また、雇用するわけではないので、雇用保険や健康保険他、社会保険をかける必要もありません。
保険料もグッと抑えることが出来ます。
②採用手間の簡略化
スキマバイト従業員に対しては履歴書や登録作業、面接を不要とするので、採用手間が少なく済みます。
また、雇ったアルバイトを解雇したいと時、雇い入れ後だと辞めてもらうことは難しいですが、スキマバイトで雇い入れた場合は、その日その数時間限りの雇用となるので安心です。
どのような人材に来てもらうのかある程度選ぶこともできます。
③急な人手不足などにも対応できる
イベントや繁忙期、団体客の予約など、不測の人手不足にすぐ対応することが出来ます。
人手不足による顧客満足度の低下や、売上の減少は避けたいので、即日人員を確保できるというのは助かりますよね。
④長期的に働く人材を獲得することも可能
スキマバイトとして採用した後は、長期指名採用や正社員登用も可能です。
既に経験がある状態での採用となるので、労働者は仕事内容や環境への理解があります。
お店としても、既に働いている姿を見ているのでミスマッチがありません。
リスクを抑えながら低コストで正社員採用も可能になるということです。
確かに、お店にとってスキマバイトは救世主のような働きをしてくれるでしょう。
しかし、気を付けなければならない点もあります。
・当日欠勤やキャンセルのリスクがある
即日雇い入れが出来るのは良いことですが、反対にドタキャンのリスクもあります。
・人柄などの事前確認ができない
面接・履歴書などでの就業前確認が出来ないので、どのような人が来るのか来るまで分かりません。
思っていたのとは違う人材の可能性は大いにあります。
また、店に対するロイヤリティもないため、仕事がおざなりになる可能性もあります。
最悪の場合、レジのお金の横領などが起こらないとは言えないので、金銭の取り扱いには注意しなければなりません。
・教育/研修不足によるエラーが起こることも
「すぐ来て、すぐ働く」というスキマバイトでは、教育の時間を設けることが出来ません。
例えば、汚れているお皿を綺麗なお皿のところに置いてしまった、テーブル番号の覚え違いにより注文が混乱した、などのヒューマンエラーが起こることが予想されます。
・人件費が高額になる場合もある
タイミーで言うと、ワーカーへ支払う報酬の30%を手数料としてタイミーへ納めなければなりません。

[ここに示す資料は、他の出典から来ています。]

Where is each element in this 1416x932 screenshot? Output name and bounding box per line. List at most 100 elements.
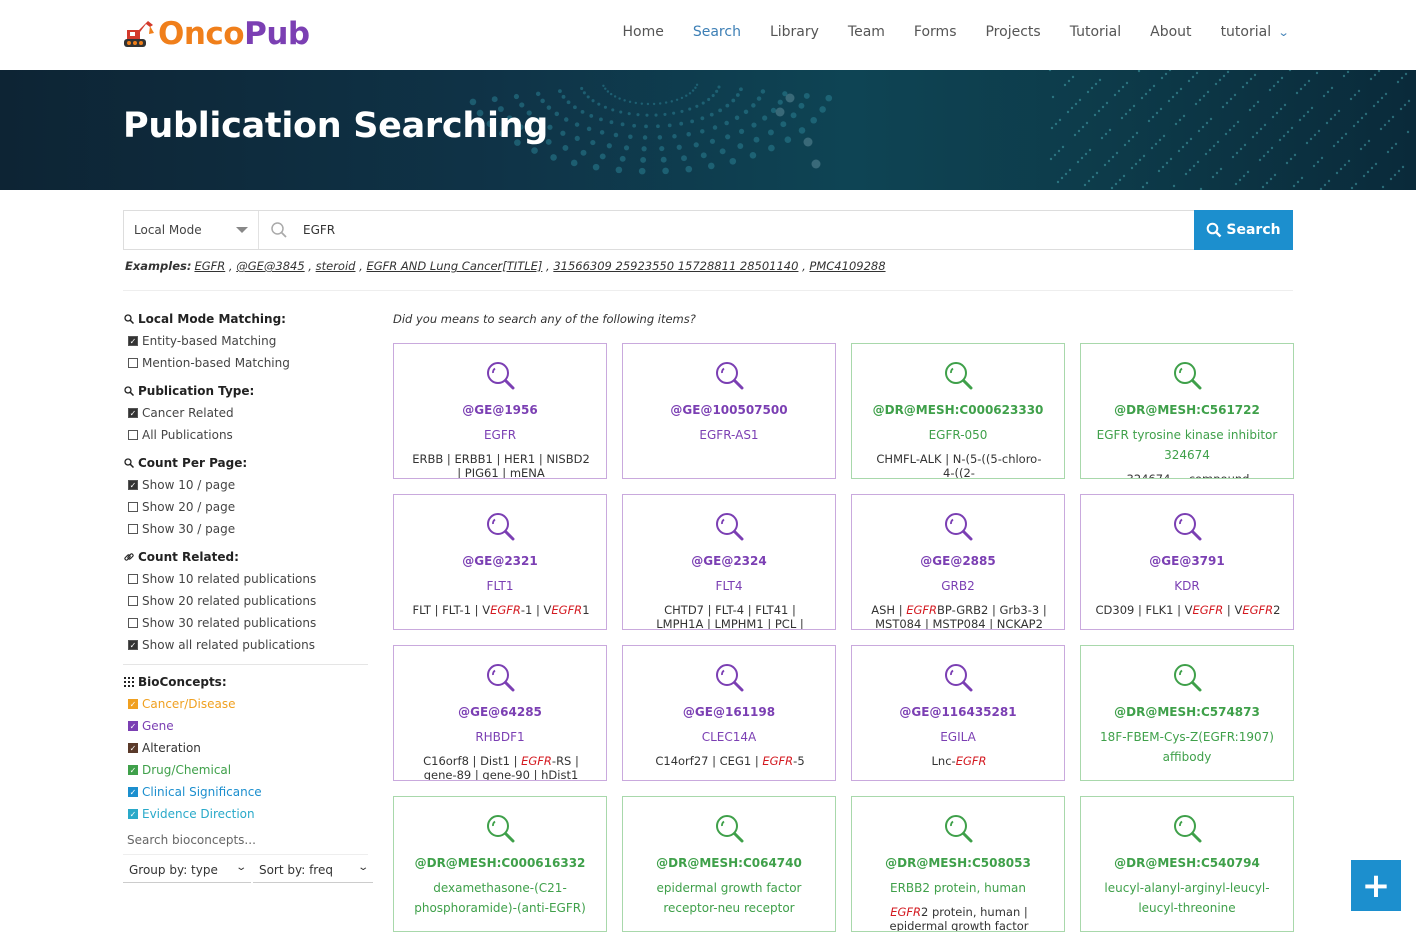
suggestion-card[interactable]: @GE@100507500 EGFR-AS1 bbox=[622, 343, 836, 479]
magnifier-icon bbox=[716, 362, 744, 390]
query-highlight: EGFR bbox=[955, 754, 987, 768]
checkbox[interactable] bbox=[128, 358, 138, 368]
suggestion-card[interactable]: @GE@2321 FLT1 FLT | FLT-1 | VEGFR-1 | VEGF… bbox=[393, 494, 607, 630]
group-by-select[interactable]: Group by: type ⌄ bbox=[123, 857, 251, 883]
checkbox-checked[interactable]: ✓ bbox=[128, 640, 138, 650]
synonym-line: epidermal growth factor bbox=[889, 919, 1029, 932]
suggestion-card[interactable]: @DR@MESH:C574873 18F-FBEM-Cys-Z(EGFR:1907… bbox=[1080, 645, 1294, 781]
example-link[interactable]: PMC4109288 bbox=[809, 259, 885, 273]
nav-tutorial[interactable]: Tutorial bbox=[1070, 24, 1121, 40]
bioconcept-search-input[interactable]: Search bioconcepts... bbox=[123, 825, 368, 855]
bioconcept-sort-controls: Group by: type ⌄ Sort by: freq ⌄ bbox=[123, 857, 373, 883]
option-label: Show 30 / page bbox=[142, 522, 236, 536]
add-button[interactable]: + bbox=[1351, 860, 1401, 911]
concept-id: @DR@MESH:C540794 bbox=[1114, 856, 1260, 870]
checkbox-checked[interactable]: ✓ bbox=[128, 480, 138, 490]
concept-id: @DR@MESH:C561722 bbox=[1114, 403, 1260, 417]
synonym-line: 4-((2- bbox=[943, 466, 975, 479]
suggestion-card[interactable]: @GE@2885 GRB2 ASH | EGFRBP-GRB2 | Grb3-3 |… bbox=[851, 494, 1065, 630]
checkbox-checked[interactable]: ✓ bbox=[128, 336, 138, 346]
suggestion-card[interactable]: @GE@1956 EGFR ERBB | ERBB1 | HER1 | NISBD2… bbox=[393, 343, 607, 479]
concept-synonyms: ASH | EGFRBP-GRB2 | Grb3-3 | MST084 | MST… bbox=[866, 603, 1052, 630]
bioconcept-filter[interactable]: ✓ Drug/Chemical bbox=[123, 759, 373, 781]
suggestion-card[interactable]: @DR@MESH:C540794 leucyl-alanyl-arginyl-le… bbox=[1080, 796, 1294, 932]
bioconcept-filter[interactable]: ✓ Alteration bbox=[123, 737, 373, 759]
checkbox-checked[interactable]: ✓ bbox=[128, 721, 138, 731]
heading-label: Count Related: bbox=[138, 550, 239, 564]
nav-forms[interactable]: Forms bbox=[914, 24, 957, 40]
bioconcept-filter[interactable]: ✓ Evidence Direction bbox=[123, 803, 373, 825]
option-30-related[interactable]: Show 30 related publications bbox=[123, 612, 373, 634]
checkbox-checked[interactable]: ✓ bbox=[128, 743, 138, 753]
bioconcept-filter[interactable]: ✓ Clinical Significance bbox=[123, 781, 373, 803]
option-30-per-page[interactable]: Show 30 / page bbox=[123, 518, 373, 540]
bioconcept-filter[interactable]: ✓ Gene bbox=[123, 715, 373, 737]
checkbox[interactable] bbox=[128, 430, 138, 440]
perpage-heading: Count Per Page: bbox=[123, 452, 373, 474]
concept-id: @GE@161198 bbox=[682, 705, 776, 719]
nav-search[interactable]: Search bbox=[693, 24, 741, 40]
suggestion-card[interactable]: @GE@116435281 EGILA Lnc-EGFR bbox=[851, 645, 1065, 781]
search-input[interactable] bbox=[299, 211, 1292, 249]
example-link[interactable]: steroid bbox=[316, 259, 356, 273]
concept-id: @GE@3791 bbox=[1149, 554, 1225, 568]
user-name: tutorial bbox=[1220, 24, 1272, 40]
query-highlight: EGFR bbox=[1192, 603, 1224, 617]
sort-by-select[interactable]: Sort by: freq ⌄ bbox=[252, 857, 373, 883]
checkbox[interactable] bbox=[128, 574, 138, 584]
suggestion-card[interactable]: @GE@3791 KDR CD309 | FLK1 | VEGFR | VEGFR2 bbox=[1080, 494, 1294, 630]
checkbox-checked[interactable]: ✓ bbox=[128, 699, 138, 709]
concept-synonyms: Lnc-EGFR bbox=[866, 754, 1052, 768]
suggestion-card[interactable]: @DR@MESH:C064740 epidermal growth factor … bbox=[622, 796, 836, 932]
excavator-logo-icon bbox=[124, 21, 154, 47]
magnifier-icon bbox=[487, 664, 515, 692]
suggestion-card[interactable]: @DR@MESH:C561722 EGFR tyrosine kinase inh… bbox=[1080, 343, 1294, 479]
suggestion-card[interactable]: @GE@161198 CLEC14A C14orf27 | CEG1 | EGFR-… bbox=[622, 645, 836, 781]
option-all-publications[interactable]: All Publications bbox=[123, 424, 373, 446]
concept-synonyms: C14orf27 | CEG1 | EGFR-5 bbox=[637, 754, 823, 768]
checkbox-checked[interactable]: ✓ bbox=[128, 765, 138, 775]
suggestion-card[interactable]: @DR@MESH:C000623330 EGFR-050 CHMFL-ALK | N… bbox=[851, 343, 1065, 479]
option-entity-matching[interactable]: ✓ Entity-based Matching bbox=[123, 330, 373, 352]
suggestion-card[interactable]: @DR@MESH:C000616332 dexamethasone-(C21-ph… bbox=[393, 796, 607, 932]
suggestion-card[interactable]: @GE@2324 FLT4 CHTD7 | FLT-4 | FLT41 | LMPH1… bbox=[622, 494, 836, 630]
search-mode-select[interactable]: Local Mode bbox=[124, 211, 259, 249]
example-link[interactable]: 31566309 25923550 15728811 28501140 bbox=[553, 259, 798, 273]
nav-about[interactable]: About bbox=[1150, 24, 1191, 40]
bioconcept-filter[interactable]: ✓ Cancer/Disease bbox=[123, 693, 373, 715]
heading-label: BioConcepts: bbox=[138, 675, 227, 689]
checkbox-checked[interactable]: ✓ bbox=[128, 809, 138, 819]
synonym-line: MST084 | MSTP084 | NCKAP2 bbox=[875, 617, 1043, 630]
checkbox[interactable] bbox=[128, 596, 138, 606]
option-20-related[interactable]: Show 20 related publications bbox=[123, 590, 373, 612]
logo-part-pub: Pub bbox=[244, 16, 310, 52]
option-all-related[interactable]: ✓ Show all related publications bbox=[123, 634, 373, 656]
example-link[interactable]: EGFR bbox=[194, 259, 225, 273]
example-link[interactable]: @GE@3845 bbox=[236, 259, 304, 273]
nav-library[interactable]: Library bbox=[770, 24, 819, 40]
synonym-line: FLT | FLT-1 | VEGFR-1 | VEGFR1 bbox=[412, 603, 590, 617]
checkbox[interactable] bbox=[128, 524, 138, 534]
nav-projects[interactable]: Projects bbox=[985, 24, 1040, 40]
nav-home[interactable]: Home bbox=[623, 24, 664, 40]
user-menu[interactable]: tutorial ⌄ bbox=[1220, 24, 1290, 40]
suggestion-card[interactable]: @GE@64285 RHBDF1 C16orf8 | Dist1 | EGFR-RS… bbox=[393, 645, 607, 781]
magnifier-icon bbox=[487, 513, 515, 541]
checkbox[interactable] bbox=[128, 618, 138, 628]
concept-synonyms: C16orf8 | Dist1 | EGFR-RS | gene-89 | gen… bbox=[408, 754, 594, 780]
option-label: Entity-based Matching bbox=[142, 334, 277, 348]
option-mention-matching[interactable]: Mention-based Matching bbox=[123, 352, 373, 374]
option-10-related[interactable]: Show 10 related publications bbox=[123, 568, 373, 590]
checkbox[interactable] bbox=[128, 502, 138, 512]
oncopub-logo[interactable]: OncoPub bbox=[122, 14, 310, 54]
search-button[interactable]: Search bbox=[1194, 210, 1293, 250]
suggestion-card[interactable]: @DR@MESH:C508053 ERBB2 protein, human EGFR… bbox=[851, 796, 1065, 932]
option-cancer-related[interactable]: ✓ Cancer Related bbox=[123, 402, 373, 424]
nav-team[interactable]: Team bbox=[848, 24, 885, 40]
option-label: Cancer Related bbox=[142, 406, 234, 420]
option-20-per-page[interactable]: Show 20 / page bbox=[123, 496, 373, 518]
example-link[interactable]: EGFR AND Lung Cancer[TITLE] bbox=[366, 259, 542, 273]
option-10-per-page[interactable]: ✓ Show 10 / page bbox=[123, 474, 373, 496]
checkbox-checked[interactable]: ✓ bbox=[128, 787, 138, 797]
checkbox-checked[interactable]: ✓ bbox=[128, 408, 138, 418]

また、ワーカー1人につき振込関連手数用200円がかかります。
時給1000円で5時間雇った場合、タイミーへは
時給1000円×5時間×手数料30%+200円=1870円支払わなければなりません。
もちろん、ワーカーには5000円の支払いを行います。
本当に困った時にスポットバイトとしてなら良いかもしれませんが、長期的な採用を複数人行う場合、結果としてスキマバイト募集よりもアルバイト募集の方が、人件費が安くついたということになりかねません。
まとめ
スキマバイトは確かに、雇用者にとっても労働者にとっても便利なサービスであると言えるでしょう。
しかし、もちろんデメリットも存在します。
スキマバイトを取り入れる前に、メリット・デメリットをよく考えてから行ってくださいね。